Cameron’s Nervous Tick over Libya

In the run up to the Gulf war, from the summer of 1990, to the air attack early 1991, much of the media coverage concerned the war of bluff between George W. Bush and Saddam Hussein.

American Intelligence officers used to observe news footage of Saddam and count his blink rate to try to establish if he was becoming nervous as the pressure built.

If Colonel Gaddafi were to look at news footage of David Cameron these days, he’d see a similar nervous tick. However, with Cameron, it’s not a “blink rate”, but a “Lick rate”.

During this interview with Sky, on 17th April, he licks his lips three times while answering questions about Libya, but this doesn’t occur when he is interviewed about the AV referendum.

The charitable among you may say that perhaps he’d had a drink the night before and was just slightly dehydrated or nervous. But the original interview was much longer and I can positively confirm that he didn’t lick his lips once during the rest of the interview. It was only when he was speaking about Libya.

The reason this is interesting is that the greatest talent of David Cameron is his outward appearance of super self-confidence. For a politician, being able to persuade others that you have conviction is a vital characteristic.
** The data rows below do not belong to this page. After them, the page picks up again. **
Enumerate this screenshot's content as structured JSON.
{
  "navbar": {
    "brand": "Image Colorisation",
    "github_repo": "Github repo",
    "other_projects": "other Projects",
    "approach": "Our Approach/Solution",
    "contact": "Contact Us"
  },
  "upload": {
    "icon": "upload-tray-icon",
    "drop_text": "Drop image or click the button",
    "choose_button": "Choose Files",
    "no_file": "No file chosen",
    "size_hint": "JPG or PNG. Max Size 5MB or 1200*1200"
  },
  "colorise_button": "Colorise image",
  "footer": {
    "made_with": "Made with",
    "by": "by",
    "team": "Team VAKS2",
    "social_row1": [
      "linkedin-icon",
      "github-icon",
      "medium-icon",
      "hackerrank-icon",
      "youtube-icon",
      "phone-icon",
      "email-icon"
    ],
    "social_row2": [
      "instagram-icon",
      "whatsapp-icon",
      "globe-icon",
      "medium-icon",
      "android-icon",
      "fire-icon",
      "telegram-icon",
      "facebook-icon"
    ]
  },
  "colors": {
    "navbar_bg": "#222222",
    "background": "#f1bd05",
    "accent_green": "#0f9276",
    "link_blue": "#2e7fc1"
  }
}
What we see here is that outward display of confidence cracking under pressure, as his ill-advised military adventure, goes pear-shaped.

4 Responses to Cameron’s Nervous Tick over Libya

  1. Thus Spake Zarathustra says:

    This is a very interesting post, Dan. Cameron likes to bull things up or breezily move on when it suits him. Dissing Brown then claiming elsewhere that he doesn’t condone personal attacks get behind an impression he’s lost the plot.

    One question I do have is where his bullish and airy attitude highlighted by your post and other media coincide. Is Cameron betting his entire power tripping ego on Libya and does he feel Clegg is completely on board the Tory project regardless of the outcome on AV? If so…

  2. dan says:

    It was Downing street that said he doesn’t condone personal attacks. Shame, as I would have kept that and used it if he’d said it himself.

  3. dan says:

    It was Downing street that said he doesn’t condone personal attacks. Shame, as I would have kept that and used it if he’d said it himself.

  4. Thus Spake Zarathustra says:

    I see right through Cameron and am more cavalier in my attitude but I appreciate your distinction. I also appreciate it’s something the more cynical leaders and PR people play on.

    I’m just thinking that Cameron is trying to write the headline and avoid accountability. Isn’t Dannatt who spoke up to rationalise Cameron’s policy a busted flush? Didn’t Cameron claim before the election he didn’t do personal attacks?

    Just trying to work an angle here and understand why you wrote the story you did. Looking beyond the glitz of cinema is there any mileage in explaining the practical issues of journalism to people?